Nâakıt : Ne vakit.
Nâmı *: .....benzer bir şey.
– Galem gimi nâmı: Kaleme benzer bir şey.
Nâataça *: Ne vakte kadar.
Nâtlı *: Ne kadar.
Nâtucun *: Ne yapacaksın.
Nalça : Ayakkabı topuğuna çakılan demir.
Nalça çeken otu, Nalçeken otu *: Kıyılan tırtıklı, etli, bozumsu yeşil yapraklı bir çeşit bitki.
Nalın : İşlemeli takunya. (Kadınlar kullanır)
Nâpöyn : Ne yapıyorsun
Nassın, Nassıñ : Nasılsın.
Natır *: Kalın kazık. (Natır : Yeni dikilen fidanların sallanmaması için yanına dikilen kazık. Diğer yörelerdeki ağızlarda)
Nâtiyön : Ne yapıyorsun
Navruz : Nergisgillerden hoş kokulu sonbaharda açan soğanlı bir bitki. Crocus siehanus.
Naylon : Traktör römorku.
Ne anne *: Ne tarafta, ne yanda.
– Ne anne gitti?
Ne has, Nehas : Hayret anlamında kullanılan söz. Hiçbir bahanesi yokken uzun süre gelmeyen birine “Ne has gelmiş” derler.

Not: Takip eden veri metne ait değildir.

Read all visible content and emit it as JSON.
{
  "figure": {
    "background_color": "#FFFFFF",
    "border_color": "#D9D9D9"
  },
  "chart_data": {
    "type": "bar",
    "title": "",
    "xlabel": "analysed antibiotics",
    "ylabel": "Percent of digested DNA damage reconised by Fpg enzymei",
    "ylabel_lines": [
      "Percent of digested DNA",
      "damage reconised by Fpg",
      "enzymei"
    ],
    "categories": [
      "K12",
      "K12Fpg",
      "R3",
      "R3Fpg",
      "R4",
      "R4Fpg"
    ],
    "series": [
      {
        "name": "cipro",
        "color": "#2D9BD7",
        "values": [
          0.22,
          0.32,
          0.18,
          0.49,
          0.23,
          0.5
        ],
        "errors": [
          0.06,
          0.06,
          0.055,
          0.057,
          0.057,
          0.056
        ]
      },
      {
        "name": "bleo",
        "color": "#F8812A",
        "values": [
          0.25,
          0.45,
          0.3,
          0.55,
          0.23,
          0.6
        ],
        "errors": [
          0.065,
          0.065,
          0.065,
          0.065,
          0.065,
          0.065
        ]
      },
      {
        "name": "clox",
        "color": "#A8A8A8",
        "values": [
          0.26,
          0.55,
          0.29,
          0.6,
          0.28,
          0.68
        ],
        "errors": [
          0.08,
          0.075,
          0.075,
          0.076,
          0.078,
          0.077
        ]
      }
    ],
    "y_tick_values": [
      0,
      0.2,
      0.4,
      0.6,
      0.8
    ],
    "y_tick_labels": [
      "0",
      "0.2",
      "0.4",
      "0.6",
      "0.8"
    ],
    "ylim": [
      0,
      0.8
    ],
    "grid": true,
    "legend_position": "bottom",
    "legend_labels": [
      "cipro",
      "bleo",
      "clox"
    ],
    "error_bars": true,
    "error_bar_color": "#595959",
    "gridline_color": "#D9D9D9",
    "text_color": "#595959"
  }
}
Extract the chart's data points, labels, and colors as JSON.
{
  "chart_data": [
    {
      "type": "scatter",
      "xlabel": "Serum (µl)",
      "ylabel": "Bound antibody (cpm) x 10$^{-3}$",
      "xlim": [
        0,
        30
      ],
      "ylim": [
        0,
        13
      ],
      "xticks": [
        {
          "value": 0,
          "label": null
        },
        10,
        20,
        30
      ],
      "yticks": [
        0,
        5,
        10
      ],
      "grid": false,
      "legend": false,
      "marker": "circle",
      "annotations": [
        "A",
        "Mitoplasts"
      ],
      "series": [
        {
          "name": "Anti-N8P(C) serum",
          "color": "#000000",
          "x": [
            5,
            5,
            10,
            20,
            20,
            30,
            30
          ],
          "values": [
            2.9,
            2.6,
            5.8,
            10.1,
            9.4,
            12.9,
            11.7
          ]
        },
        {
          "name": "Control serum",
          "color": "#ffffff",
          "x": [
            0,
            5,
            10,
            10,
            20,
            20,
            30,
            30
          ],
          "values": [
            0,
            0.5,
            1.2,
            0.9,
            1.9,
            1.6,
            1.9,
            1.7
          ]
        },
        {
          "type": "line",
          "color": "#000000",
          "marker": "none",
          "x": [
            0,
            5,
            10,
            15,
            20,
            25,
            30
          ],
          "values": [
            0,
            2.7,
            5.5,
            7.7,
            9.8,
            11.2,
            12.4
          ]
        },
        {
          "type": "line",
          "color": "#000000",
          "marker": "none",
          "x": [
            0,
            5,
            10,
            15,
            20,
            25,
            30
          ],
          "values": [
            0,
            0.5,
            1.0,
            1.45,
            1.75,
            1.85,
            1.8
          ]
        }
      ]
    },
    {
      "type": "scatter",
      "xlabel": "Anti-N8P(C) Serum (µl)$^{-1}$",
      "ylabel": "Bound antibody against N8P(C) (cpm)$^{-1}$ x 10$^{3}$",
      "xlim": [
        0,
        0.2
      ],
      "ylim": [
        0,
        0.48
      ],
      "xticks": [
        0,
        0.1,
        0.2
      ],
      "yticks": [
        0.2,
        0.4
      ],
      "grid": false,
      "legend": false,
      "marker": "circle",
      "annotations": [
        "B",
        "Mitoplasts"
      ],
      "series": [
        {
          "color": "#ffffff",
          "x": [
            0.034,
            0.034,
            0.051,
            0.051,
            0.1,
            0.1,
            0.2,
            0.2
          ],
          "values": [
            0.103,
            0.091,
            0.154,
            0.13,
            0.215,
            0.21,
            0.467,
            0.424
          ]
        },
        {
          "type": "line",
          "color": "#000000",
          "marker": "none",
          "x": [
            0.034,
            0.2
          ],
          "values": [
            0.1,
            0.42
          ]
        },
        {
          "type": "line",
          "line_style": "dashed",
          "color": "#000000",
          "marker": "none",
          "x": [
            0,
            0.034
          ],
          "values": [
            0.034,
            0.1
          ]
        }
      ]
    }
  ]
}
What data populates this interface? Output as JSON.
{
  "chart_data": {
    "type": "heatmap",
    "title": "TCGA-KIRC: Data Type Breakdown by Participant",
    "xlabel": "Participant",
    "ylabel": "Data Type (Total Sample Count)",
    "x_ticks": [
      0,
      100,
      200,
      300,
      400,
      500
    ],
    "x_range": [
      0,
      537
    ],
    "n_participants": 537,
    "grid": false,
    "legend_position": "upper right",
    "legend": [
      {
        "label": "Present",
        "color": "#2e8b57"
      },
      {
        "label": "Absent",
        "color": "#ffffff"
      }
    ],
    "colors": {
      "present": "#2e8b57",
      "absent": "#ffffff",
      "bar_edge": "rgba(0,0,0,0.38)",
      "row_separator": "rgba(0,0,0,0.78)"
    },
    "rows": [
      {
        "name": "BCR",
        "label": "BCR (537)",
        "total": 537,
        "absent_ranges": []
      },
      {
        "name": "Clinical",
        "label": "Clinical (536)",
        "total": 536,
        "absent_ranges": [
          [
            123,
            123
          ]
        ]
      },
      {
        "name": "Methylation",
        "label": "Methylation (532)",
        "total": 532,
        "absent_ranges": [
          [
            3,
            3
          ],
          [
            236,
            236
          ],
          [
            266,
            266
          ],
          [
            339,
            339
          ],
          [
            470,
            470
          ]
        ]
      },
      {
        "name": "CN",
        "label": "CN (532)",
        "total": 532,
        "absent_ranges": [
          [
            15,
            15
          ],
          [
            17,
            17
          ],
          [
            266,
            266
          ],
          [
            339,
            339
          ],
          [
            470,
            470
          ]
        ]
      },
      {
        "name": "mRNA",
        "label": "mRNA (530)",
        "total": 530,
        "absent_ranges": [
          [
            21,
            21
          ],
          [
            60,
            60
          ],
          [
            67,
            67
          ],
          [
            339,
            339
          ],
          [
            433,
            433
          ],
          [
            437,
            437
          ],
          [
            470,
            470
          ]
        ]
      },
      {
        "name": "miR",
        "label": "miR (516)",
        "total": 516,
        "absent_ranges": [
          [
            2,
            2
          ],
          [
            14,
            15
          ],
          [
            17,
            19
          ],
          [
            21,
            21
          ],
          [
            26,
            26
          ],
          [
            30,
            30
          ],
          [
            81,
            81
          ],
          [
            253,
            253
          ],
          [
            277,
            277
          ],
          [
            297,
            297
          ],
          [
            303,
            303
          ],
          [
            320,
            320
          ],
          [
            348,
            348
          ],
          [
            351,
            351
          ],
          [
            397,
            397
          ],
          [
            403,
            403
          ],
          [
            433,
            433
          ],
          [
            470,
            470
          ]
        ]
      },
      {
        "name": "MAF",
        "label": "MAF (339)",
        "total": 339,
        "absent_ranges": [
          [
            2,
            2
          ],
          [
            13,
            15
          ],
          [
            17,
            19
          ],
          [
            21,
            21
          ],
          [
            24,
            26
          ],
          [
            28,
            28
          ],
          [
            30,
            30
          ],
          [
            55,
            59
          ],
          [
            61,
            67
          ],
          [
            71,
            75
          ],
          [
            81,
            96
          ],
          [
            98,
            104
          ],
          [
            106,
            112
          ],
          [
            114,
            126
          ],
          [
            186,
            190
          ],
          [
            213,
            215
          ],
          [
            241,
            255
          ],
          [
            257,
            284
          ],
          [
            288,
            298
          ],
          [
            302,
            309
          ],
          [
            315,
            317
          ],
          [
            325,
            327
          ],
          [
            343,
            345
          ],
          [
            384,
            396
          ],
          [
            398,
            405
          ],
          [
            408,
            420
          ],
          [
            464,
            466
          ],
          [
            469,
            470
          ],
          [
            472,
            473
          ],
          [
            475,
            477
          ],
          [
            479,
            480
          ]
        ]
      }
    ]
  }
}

Ne şâl, Neşağal : Ne şekil, ne biçim.
– Ne şâlmış o?
Neci : Ne gibi, Nasıl.
– Neciimiş o?
Nedî *: Ne diye.
Nedîn *: Ne için.
Nêdicin : Ne edeceksin.
Nekes : Eli sıkı, pinti
Nem neşâl *: Ne şekil, ne acayip.
– Sasoomu namı nem neşâl bu?: Sası gibi ne biçim bir şey bu?
Nencâaz *: Ne kadar az.
Nennâaccık *: Ne kadar azıcık.
Neşgil *: Ne şekil.
Neterek *: Her şeyden nem kapan.
Nevlü dönmek : Surat bembeyaz olmak. (Nevri dönmek)
Nici *: Nereye.
– Nici oluk ya! : Nereye kaybolmuş ya! Nereye gitmiş ya!
Nince *: Birden. “Nince vurunca, çocuk uğundu kaldı.”
Niş, Nişe : Nişasta.
Nur doğmak *: Gökkuşağı oluşmak.
– Nur doğdu *: Gökkuşağı doğdu.
Nuz : Az ekşi, ekşimsi, mayhoş tat.
Nuzu *: Tadı mayhoş olan. “Nuzu nar.”